Hacker News new | ask | show | jobs
by t-3 1205 days ago
> the content is static

Why are you saying this like it's a bad thing? Why would you want dynamic content in a document format?

You can't give someone an epub and tell them to read page 197. You can't look at a webpage and know how it will look when you print it out. You also can't just netcat an ebook to your printer and get useful output.

What alternatives do we really have? PDF is the most widely supported format outside of plain text (arguably more widely supported than text actually, with phones being the major computing device). I haven't seen an ebook format that can correctly and consistently deal with code sections, inline images, quotes, font styling, paging, etc (maybe more a software issue than format problem, but if nobody can make it work right, the format isn't blameless).

3 comments

PDF should be replaced... By a document format that displays statically rendered content in page size chunks, but with some of the backend problems removed.

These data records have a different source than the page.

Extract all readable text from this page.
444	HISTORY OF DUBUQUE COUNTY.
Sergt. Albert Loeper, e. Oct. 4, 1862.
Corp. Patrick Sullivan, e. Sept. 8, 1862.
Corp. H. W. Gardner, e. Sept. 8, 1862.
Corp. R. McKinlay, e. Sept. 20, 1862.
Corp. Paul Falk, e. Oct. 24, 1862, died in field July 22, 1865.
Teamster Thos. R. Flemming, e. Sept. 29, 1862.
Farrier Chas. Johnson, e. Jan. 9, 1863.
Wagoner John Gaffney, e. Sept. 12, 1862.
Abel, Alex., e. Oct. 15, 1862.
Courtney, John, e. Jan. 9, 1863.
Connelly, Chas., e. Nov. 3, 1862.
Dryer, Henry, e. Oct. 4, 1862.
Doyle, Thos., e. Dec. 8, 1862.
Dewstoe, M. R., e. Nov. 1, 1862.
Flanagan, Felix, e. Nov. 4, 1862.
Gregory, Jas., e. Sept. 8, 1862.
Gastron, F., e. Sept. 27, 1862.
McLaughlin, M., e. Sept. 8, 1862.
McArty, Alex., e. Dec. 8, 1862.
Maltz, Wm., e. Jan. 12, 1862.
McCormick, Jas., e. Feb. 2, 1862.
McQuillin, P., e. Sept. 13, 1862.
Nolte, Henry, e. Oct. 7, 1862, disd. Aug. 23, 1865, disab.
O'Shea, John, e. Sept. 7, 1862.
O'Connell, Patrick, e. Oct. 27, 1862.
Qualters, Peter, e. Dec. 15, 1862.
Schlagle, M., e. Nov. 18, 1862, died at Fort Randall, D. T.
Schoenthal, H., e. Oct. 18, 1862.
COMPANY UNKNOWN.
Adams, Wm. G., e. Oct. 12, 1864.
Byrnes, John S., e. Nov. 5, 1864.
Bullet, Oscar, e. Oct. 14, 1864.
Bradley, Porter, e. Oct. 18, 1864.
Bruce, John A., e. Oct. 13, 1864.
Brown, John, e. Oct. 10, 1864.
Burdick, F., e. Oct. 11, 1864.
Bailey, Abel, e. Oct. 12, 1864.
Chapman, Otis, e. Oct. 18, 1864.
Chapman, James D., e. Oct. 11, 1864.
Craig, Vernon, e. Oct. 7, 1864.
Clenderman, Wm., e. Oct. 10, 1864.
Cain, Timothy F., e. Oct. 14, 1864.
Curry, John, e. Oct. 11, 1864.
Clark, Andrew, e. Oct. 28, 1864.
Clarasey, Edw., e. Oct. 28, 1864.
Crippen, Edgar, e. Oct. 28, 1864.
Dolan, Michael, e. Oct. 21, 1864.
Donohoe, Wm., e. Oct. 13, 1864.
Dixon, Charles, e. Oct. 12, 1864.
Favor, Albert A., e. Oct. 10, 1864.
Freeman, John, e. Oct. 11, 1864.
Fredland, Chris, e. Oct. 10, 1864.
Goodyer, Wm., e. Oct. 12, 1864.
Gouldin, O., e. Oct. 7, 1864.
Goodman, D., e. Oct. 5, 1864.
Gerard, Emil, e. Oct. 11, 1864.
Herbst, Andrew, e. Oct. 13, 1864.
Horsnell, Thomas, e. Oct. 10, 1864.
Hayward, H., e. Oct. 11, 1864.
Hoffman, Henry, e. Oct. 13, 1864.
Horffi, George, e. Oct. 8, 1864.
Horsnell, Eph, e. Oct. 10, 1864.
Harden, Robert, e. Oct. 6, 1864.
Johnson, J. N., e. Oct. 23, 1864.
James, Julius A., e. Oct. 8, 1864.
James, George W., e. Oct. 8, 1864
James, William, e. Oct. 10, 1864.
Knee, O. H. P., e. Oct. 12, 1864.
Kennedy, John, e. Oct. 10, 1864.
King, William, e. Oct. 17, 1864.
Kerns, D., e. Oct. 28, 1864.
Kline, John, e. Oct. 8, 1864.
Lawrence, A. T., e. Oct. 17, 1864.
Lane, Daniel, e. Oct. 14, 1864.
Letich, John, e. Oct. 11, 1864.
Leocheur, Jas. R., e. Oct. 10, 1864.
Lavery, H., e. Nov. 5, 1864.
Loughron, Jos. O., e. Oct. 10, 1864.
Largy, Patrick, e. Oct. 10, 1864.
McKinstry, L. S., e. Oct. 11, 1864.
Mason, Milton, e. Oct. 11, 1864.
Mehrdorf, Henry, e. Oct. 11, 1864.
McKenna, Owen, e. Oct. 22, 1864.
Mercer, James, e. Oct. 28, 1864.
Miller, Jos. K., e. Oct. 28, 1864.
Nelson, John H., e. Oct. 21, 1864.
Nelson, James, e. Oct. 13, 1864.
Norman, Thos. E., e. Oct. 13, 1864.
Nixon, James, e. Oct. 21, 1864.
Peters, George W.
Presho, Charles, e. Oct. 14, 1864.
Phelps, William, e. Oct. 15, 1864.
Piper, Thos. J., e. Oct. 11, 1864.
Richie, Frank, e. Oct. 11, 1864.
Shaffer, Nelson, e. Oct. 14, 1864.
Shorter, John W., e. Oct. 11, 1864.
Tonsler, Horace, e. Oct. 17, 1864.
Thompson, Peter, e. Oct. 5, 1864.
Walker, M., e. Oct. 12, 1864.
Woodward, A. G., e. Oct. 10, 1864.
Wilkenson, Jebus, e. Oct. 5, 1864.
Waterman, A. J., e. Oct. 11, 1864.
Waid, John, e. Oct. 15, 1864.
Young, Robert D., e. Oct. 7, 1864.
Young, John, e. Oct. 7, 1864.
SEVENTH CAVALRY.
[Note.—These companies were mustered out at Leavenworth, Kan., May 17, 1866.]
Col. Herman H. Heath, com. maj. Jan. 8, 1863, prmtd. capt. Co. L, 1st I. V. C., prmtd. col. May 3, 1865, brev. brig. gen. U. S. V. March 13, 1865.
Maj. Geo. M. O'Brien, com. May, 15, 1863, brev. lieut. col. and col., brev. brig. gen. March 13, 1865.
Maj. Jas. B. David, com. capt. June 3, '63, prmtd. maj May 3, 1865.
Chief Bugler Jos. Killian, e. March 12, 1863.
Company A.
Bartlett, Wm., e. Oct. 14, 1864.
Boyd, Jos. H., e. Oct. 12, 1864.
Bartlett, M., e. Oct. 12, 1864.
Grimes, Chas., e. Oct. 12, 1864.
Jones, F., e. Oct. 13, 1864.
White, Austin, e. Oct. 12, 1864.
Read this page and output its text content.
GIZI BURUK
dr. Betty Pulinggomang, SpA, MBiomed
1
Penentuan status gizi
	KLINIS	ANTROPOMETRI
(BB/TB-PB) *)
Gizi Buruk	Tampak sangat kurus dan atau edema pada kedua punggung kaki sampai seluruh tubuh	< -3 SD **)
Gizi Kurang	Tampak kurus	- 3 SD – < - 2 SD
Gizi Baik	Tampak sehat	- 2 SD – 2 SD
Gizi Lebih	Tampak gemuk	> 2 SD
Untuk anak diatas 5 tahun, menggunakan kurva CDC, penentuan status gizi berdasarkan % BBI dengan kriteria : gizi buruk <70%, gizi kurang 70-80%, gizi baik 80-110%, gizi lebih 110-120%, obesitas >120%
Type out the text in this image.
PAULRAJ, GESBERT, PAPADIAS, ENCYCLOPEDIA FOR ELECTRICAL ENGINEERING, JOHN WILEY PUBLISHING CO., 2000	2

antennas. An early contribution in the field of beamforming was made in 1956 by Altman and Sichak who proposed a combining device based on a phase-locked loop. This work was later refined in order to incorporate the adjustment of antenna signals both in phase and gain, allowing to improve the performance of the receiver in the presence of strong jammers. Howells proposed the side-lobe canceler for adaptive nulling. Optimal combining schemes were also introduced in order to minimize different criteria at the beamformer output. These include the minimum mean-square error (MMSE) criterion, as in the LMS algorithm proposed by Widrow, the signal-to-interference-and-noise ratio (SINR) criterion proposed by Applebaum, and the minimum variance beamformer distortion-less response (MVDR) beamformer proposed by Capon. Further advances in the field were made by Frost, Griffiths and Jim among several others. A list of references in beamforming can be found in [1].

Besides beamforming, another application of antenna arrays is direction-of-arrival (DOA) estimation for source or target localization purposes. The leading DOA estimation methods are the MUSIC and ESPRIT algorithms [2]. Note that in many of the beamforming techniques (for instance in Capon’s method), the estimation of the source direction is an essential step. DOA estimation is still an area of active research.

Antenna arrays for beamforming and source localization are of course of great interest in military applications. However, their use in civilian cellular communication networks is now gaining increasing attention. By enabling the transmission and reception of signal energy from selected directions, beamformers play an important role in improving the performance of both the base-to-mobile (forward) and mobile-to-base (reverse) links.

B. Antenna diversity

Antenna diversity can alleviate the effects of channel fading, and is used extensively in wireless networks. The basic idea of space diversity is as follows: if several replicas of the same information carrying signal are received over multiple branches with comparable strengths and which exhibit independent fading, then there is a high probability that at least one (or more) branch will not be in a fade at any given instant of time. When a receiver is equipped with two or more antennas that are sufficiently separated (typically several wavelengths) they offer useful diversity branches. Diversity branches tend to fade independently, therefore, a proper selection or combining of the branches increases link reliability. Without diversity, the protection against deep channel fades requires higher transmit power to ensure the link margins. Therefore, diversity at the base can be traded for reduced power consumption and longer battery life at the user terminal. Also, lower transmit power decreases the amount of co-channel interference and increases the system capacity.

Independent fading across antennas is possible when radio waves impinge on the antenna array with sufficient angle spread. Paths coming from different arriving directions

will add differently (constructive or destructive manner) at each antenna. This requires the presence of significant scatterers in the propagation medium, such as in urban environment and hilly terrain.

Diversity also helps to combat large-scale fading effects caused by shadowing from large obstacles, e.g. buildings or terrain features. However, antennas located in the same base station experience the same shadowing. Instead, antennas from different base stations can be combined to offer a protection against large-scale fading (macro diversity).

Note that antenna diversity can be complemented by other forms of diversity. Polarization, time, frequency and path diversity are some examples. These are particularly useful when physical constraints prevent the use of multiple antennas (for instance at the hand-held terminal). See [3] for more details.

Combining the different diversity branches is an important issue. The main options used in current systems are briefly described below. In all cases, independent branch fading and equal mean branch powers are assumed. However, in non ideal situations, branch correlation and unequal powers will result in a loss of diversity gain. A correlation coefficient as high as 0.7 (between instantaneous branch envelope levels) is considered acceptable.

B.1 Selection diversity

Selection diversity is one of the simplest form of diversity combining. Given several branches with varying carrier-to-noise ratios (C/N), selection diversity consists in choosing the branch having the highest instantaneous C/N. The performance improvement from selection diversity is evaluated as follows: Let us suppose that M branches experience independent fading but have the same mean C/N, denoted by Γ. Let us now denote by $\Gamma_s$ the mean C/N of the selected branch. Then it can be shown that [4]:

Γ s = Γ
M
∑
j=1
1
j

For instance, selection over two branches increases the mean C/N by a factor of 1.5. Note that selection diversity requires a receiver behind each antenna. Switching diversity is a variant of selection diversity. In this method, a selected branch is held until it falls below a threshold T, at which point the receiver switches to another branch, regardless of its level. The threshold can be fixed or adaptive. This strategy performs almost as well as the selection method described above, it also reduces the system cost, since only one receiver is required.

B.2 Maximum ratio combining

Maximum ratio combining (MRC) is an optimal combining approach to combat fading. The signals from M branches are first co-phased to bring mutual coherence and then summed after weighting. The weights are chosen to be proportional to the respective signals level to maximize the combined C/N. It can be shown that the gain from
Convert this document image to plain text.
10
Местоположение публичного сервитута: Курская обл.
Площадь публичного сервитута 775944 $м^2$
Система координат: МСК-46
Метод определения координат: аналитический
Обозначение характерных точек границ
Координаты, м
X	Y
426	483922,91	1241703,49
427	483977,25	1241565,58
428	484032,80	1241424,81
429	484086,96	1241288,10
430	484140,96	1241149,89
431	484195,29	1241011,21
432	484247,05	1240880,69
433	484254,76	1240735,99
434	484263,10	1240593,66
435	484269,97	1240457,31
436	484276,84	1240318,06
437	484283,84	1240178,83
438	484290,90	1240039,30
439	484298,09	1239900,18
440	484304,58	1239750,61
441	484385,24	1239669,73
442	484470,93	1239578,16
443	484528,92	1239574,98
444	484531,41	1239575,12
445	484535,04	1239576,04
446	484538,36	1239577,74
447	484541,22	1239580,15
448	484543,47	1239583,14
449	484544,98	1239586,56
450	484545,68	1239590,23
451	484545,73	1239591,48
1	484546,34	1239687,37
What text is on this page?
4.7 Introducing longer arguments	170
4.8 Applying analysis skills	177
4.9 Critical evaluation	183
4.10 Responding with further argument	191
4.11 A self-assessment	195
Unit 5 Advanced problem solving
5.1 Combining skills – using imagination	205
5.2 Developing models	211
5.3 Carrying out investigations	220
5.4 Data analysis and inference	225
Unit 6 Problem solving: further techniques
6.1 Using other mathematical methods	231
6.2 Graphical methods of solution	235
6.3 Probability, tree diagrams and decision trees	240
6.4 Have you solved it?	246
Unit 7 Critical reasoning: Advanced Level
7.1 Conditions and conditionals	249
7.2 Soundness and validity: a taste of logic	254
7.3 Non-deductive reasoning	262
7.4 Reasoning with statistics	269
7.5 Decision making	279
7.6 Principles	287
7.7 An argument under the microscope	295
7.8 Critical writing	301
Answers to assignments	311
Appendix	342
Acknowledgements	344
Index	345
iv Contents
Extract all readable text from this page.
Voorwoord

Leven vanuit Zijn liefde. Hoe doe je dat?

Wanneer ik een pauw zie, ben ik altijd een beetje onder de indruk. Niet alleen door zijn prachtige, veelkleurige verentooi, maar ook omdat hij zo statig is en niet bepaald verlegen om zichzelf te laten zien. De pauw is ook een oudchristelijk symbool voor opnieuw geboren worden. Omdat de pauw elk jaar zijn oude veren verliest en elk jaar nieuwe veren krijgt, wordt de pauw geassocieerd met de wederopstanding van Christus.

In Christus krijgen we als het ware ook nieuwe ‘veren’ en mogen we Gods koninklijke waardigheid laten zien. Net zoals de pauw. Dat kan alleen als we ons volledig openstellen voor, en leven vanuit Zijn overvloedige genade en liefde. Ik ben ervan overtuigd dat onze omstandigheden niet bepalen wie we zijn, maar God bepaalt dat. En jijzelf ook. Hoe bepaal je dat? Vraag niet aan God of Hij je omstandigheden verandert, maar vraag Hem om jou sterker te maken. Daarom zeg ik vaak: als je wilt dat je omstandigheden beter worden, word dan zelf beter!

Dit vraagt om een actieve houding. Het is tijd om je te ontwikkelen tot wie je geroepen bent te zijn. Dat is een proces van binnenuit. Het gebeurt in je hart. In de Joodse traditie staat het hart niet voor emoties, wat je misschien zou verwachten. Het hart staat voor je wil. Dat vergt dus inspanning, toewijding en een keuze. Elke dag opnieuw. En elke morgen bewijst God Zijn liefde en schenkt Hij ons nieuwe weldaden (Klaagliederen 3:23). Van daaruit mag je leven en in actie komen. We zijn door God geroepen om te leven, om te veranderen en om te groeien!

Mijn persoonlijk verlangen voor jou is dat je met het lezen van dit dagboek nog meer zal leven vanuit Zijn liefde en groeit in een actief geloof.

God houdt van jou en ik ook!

Stuff like, embedding text in a way that improves accessibility and copying text works nicely. Being able to right click copy images would be also nice.

Improving accessibility may be fair (I'm not familiar with the details), but in many cases PDFs are used for scenarios where the authors don't want the individual assets to be trivially extractable. Even if an advanced user can do so programmatically, a static layout is often a feature, not a bug. If the authors wanted the reader to be able to quickly pull out assets and recreate it they would distribute the content in some other format.
That's dumb, and pointless. Any image or text that is displayed on the screen will always be easily copied. There's no security in making copying an image take five clicks instead of two, it's just annoying. Not annoying because the five clicks are difficult or very time consuming, annoying because "why should I have to click 3 extra times just because someone foolishly thinks their content is being protected when it isn't". The analog hole is always there as a fallback too.

If someone wants something to be private, they shouldn't publish it. Once you put something out into the world, you should expect that people will do whatever they want with it.

Read-Only Docx solves pretty much all these issues.
Not really. Even Word for Windows and Word for Mac don't always render them identically, and in Office 365 it may be something else! And when you add LibreOffice Writer and the like into the equation, all bets are off.
> You also can't just netcat an ebook to your printer and get useful output.

Can you 'just netcat' a PDF to a printer? Which port number? How could I control features such as printing to both sides of the page? I imagined there would be some wrapping protocol (or conversion to postscript?) Does the printer that receives just a PDF binary, and no other control signal, just decide to use a default mode (like always printing single sided only)?

Yes, it works on most printers. My Brother laser printer has a menu option to print out it's network settings, which gives ~20 different protocols with ports which can be used. I don't think you can control the print settings with netcat, but I'm probably wrong. Mostly I use lpr, but the netcat trick is very useful sometimes.
Fascinating, I printed a network report from an HP printer and it listed several services, one of which was:

    9100 Printing = Enabled
So I guessed that I could netcat to port 9100

    cat something.pdf | nc 192.168.1.2 9100
It worked! The printer sat waiting for more content, so I had to press Ctrl-C to kill netcat, but then it immediately printed what it had sent. The margins were off (not like if I had printed through a print driver).
You can if it supports PDF, which lots of modern networked printers do.
New and improved link rot: now updated to include document contents.